Berman, Shawn L., Andrew C. Wicks, Suresh Kotha, and Thomas M. Jones. "Does Stakeholder Orientation Matter? An Empirical Examination of the Relationship Between Stakeholder Management Models and Firm Financial Performance." Academy of Management Journal, October 1999.

Investigates the impact of stakeholder relationships (using data from the KLD Socrates database) on the financial performance (return on assets, from the Compact Disclosure 1997 database) of 81 publicly traded members of the Fortune 100 for the 1991-1996 time period.

The social factors used as independent variables are Community, Diversity, Employees, Natural Environment, and Product Safety. Several financial variables (termed "strategy variables" are use. These include selling intensity (SG&A / Sales), capital expenditures (capex/sales), efficiency (cost of goods sold / sales), and capital intensity (assets / number of employees). In addition, three operating environment variables are employed - "dynamism" (an industry sales variability measure), "munificence" (industry sales growth), and "power" (a measure of market concentration).
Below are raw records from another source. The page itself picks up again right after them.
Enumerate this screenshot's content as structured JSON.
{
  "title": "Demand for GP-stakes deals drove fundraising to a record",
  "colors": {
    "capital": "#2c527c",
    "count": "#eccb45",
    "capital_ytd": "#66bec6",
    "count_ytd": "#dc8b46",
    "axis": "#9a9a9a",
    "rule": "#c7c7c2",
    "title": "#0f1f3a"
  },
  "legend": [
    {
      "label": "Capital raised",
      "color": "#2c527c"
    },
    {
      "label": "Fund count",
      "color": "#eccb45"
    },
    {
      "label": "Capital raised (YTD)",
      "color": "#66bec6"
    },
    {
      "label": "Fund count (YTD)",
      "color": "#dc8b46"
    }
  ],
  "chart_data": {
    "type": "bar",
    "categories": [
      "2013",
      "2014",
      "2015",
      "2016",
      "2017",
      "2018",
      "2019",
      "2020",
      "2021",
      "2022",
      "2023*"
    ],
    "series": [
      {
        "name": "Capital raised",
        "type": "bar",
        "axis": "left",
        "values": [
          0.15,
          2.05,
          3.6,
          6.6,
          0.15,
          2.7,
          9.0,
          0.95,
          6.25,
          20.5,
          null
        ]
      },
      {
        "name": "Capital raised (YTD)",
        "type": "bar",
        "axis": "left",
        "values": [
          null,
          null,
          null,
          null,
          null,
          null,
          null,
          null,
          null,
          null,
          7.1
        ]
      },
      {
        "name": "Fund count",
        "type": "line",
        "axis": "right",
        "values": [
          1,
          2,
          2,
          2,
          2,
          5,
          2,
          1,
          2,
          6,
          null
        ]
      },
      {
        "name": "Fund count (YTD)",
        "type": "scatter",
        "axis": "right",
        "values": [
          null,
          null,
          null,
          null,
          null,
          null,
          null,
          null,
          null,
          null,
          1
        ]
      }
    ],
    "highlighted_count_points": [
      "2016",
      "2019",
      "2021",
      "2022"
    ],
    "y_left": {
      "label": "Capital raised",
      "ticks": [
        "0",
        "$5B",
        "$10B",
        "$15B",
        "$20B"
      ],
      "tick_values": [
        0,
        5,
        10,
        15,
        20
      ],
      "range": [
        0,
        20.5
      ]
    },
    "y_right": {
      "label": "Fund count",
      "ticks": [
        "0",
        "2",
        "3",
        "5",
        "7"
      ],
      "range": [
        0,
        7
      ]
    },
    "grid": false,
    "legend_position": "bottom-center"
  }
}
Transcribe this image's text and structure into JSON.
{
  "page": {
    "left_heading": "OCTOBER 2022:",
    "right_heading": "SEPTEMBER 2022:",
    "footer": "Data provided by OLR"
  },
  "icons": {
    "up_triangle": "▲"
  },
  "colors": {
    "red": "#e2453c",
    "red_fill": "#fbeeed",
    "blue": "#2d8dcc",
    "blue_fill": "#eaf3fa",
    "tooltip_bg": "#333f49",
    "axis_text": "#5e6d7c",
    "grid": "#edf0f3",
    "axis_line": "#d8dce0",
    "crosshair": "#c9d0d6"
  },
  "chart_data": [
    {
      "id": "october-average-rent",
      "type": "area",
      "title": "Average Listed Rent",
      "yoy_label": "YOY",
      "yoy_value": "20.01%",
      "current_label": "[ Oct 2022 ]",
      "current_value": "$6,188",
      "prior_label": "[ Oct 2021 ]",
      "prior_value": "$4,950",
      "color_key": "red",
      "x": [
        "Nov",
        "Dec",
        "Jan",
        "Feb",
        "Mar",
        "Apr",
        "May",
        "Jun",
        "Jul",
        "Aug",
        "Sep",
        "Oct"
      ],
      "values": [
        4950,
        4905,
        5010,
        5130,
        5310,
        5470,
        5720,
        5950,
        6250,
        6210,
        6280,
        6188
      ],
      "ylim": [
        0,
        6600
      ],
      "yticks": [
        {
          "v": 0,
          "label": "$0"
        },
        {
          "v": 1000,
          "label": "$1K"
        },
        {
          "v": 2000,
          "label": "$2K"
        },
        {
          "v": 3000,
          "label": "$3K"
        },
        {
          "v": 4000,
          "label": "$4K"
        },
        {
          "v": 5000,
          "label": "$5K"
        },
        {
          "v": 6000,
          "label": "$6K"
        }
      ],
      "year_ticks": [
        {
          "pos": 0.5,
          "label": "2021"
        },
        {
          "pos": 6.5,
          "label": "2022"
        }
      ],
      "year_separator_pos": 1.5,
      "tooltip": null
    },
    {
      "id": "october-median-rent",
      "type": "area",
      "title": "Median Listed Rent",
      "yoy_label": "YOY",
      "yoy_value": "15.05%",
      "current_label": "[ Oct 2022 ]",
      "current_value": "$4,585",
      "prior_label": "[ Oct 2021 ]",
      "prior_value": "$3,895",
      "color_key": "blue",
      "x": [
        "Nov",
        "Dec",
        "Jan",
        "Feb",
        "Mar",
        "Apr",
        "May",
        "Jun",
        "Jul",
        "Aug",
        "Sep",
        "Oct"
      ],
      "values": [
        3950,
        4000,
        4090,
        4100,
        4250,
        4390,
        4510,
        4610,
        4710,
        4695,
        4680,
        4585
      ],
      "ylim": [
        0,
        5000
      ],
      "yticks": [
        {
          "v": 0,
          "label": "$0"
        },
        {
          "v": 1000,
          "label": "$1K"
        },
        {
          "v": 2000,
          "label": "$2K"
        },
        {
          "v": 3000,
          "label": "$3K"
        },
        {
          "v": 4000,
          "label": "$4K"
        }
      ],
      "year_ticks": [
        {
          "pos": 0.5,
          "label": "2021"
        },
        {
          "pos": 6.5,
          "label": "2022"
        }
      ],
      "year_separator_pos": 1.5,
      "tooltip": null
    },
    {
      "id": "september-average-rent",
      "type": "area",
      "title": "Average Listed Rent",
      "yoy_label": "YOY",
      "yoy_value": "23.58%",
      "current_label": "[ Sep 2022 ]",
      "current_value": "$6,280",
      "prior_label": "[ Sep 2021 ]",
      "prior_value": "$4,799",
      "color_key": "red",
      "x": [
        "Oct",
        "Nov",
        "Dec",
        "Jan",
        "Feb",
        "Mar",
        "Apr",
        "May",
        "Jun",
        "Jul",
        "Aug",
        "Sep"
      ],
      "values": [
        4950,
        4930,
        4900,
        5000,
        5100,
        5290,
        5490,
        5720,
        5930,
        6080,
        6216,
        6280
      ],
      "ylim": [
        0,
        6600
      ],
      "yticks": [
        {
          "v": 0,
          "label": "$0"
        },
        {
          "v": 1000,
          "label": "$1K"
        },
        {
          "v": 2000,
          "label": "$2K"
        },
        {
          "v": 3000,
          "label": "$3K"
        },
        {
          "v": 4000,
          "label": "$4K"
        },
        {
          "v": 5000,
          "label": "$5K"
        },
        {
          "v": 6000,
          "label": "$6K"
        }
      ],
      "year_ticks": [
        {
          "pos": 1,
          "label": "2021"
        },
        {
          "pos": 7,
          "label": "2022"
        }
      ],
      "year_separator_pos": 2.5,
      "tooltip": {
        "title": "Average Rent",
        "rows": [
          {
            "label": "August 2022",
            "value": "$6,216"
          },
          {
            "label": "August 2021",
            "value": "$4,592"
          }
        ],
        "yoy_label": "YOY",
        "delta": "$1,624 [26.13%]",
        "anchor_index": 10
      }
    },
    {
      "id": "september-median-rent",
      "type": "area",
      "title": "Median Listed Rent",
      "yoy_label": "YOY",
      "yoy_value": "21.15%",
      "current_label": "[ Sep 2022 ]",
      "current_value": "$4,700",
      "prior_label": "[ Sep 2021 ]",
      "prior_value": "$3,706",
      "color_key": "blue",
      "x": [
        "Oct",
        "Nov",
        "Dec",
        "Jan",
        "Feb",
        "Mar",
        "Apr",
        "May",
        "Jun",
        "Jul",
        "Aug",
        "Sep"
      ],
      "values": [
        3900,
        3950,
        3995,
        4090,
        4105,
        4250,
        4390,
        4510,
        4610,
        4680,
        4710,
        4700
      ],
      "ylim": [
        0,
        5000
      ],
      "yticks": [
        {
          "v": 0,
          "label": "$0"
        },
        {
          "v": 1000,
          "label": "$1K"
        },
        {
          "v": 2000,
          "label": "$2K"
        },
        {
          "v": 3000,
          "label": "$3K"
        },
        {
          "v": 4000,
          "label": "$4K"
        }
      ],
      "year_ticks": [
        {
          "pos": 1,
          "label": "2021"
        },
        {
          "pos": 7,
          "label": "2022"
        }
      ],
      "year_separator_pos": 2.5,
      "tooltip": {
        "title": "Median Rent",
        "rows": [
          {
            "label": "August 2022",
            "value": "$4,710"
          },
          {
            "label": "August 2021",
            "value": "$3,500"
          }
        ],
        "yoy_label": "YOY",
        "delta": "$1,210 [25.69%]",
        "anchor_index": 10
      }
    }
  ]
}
The authors studied the impacts of these variables using a variety of regressions, some of which tested for interaction relationships. In the direct effects model, only two of the social factors, Employees (p<0.01) and Product Safety (p<0.05), had a statistically significant impact on return on assets. The other three social factors had insignificant direct effects on ROA, but were important in a "moderation" model (i.e., influenced other independent variables), suggesting that "the relationship between stakeholder relationships, strategy, and financial performance is more complex than suggested by the direct effects model."